Still down with migraine, still spending a lot of time in the dark. Today I spent an awful lot of time thinking about time. Time has become a major character in my novel, and the nature it displays is sometimes confusing to me. I've been sorting out why it is behaving as it does within my pages, what it means, how it affects my tale.
It is perhaps not a coincidence that time is behaving strangely in my own life. I have nothing to add to that sentence.
Below is another chunk of first-draft fun from my novel, which touches on some of the time issues I've been thinking and thinking about. I'll still be thinking about this tomorrow.
There is a woman on the train listening to music through a device she has attached by thin wires directly to her ears so as to keep the sounds it produces private and neither annoy nor entertain the other passengers. Baranatalo does not see her.
The musical device is not a common sight on the train in 1986, as it is not a portable device for playing cassette tapes or tuning in radio waves from nearby broadcasters. It is not even designed for the playback of the relatively new compact disc, which stores music digitally, as a series of ones and zeros which through some alchemy are far more accurate at reproducing sounds than the magnetic blips of a cassette tape. Her device is small and sleek and can hold more information than all the computers in Baranatalo’s workplace put together, and yet its sole purpose is the playback of music. It has no other real function. The woman Baranatalo does not see is separated from him by an approximate distance of thirteen feet and twenty years.
There are, of course, millions and millions of people on the train whom Baranatalo cannot see. At every stop, getting on, getting off. They sit over and over again in the same seats, crowd for positioning at the poles which provide leverage and balance for standing passengers. Their hands overlap and pass through one another. There are too many to ever count, and they blur and swim in our vision. Likewise the train itself passes through from time to time, to those who can see these things.
Three young men in crew cuts and horn-rimmed glasses discuss their standing in the involuntary military draft at the back of the car. One expresses a concern that he will not fare well in the government lottery, as his assigned number is considered precariously low. There is a war going on somewhere that he would like to avoid, and he speculates aloud that by becoming a cleric or attending classes at a University, he might avoid the drafting process altogether.
If we focus hard on these men, the woman with the music device vanishes. Harder still, taking in the type on the newspapers in their hands and the styles of their clothing and Baranatalo vanishes, too. We are left with only the thousands of people with similar garb and manner who also blur into one another and through one another on their way to the places of their lives.

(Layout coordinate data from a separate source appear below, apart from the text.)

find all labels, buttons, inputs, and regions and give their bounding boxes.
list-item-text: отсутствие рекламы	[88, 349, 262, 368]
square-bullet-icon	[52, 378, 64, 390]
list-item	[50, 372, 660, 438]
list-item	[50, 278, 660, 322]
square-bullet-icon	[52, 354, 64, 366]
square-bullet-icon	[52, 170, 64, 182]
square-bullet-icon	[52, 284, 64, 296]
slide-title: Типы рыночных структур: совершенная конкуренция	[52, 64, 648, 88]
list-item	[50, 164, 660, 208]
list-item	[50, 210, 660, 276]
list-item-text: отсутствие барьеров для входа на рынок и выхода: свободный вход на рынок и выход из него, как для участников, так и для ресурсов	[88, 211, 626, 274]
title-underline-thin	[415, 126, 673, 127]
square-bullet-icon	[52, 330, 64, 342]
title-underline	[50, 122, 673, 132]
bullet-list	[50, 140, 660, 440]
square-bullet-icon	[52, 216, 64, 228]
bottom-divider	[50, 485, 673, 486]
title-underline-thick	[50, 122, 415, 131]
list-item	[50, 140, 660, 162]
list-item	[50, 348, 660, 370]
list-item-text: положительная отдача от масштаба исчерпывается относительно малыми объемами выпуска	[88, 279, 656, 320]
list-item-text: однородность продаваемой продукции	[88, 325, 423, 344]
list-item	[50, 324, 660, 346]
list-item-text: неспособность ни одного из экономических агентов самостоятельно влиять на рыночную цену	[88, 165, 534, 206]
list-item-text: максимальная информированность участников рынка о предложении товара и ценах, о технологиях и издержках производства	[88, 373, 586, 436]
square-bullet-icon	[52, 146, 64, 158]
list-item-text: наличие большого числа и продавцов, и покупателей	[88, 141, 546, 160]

Click on over and check out the entries. Some of my Blogfriends are over there, in addition to my own entry. I'm not expecting to win anything, but am happy that I entered, and delighted at the positive feedback I've received from the readers over there. My story had generated 18 comments, last time I checked, which is a lot more than the things I write here seem to draw, so it's nice to feel like I'm being read outside of my normal group of Blogreaders.
It's all very encouraging. It makes me want to start getting stories out in the mail and into the hands of editors, the sooner to feel the flip-side and start gathering up my rejection slips. Apparently, three rejection slips is the number the government requires to officially call yourself a writer.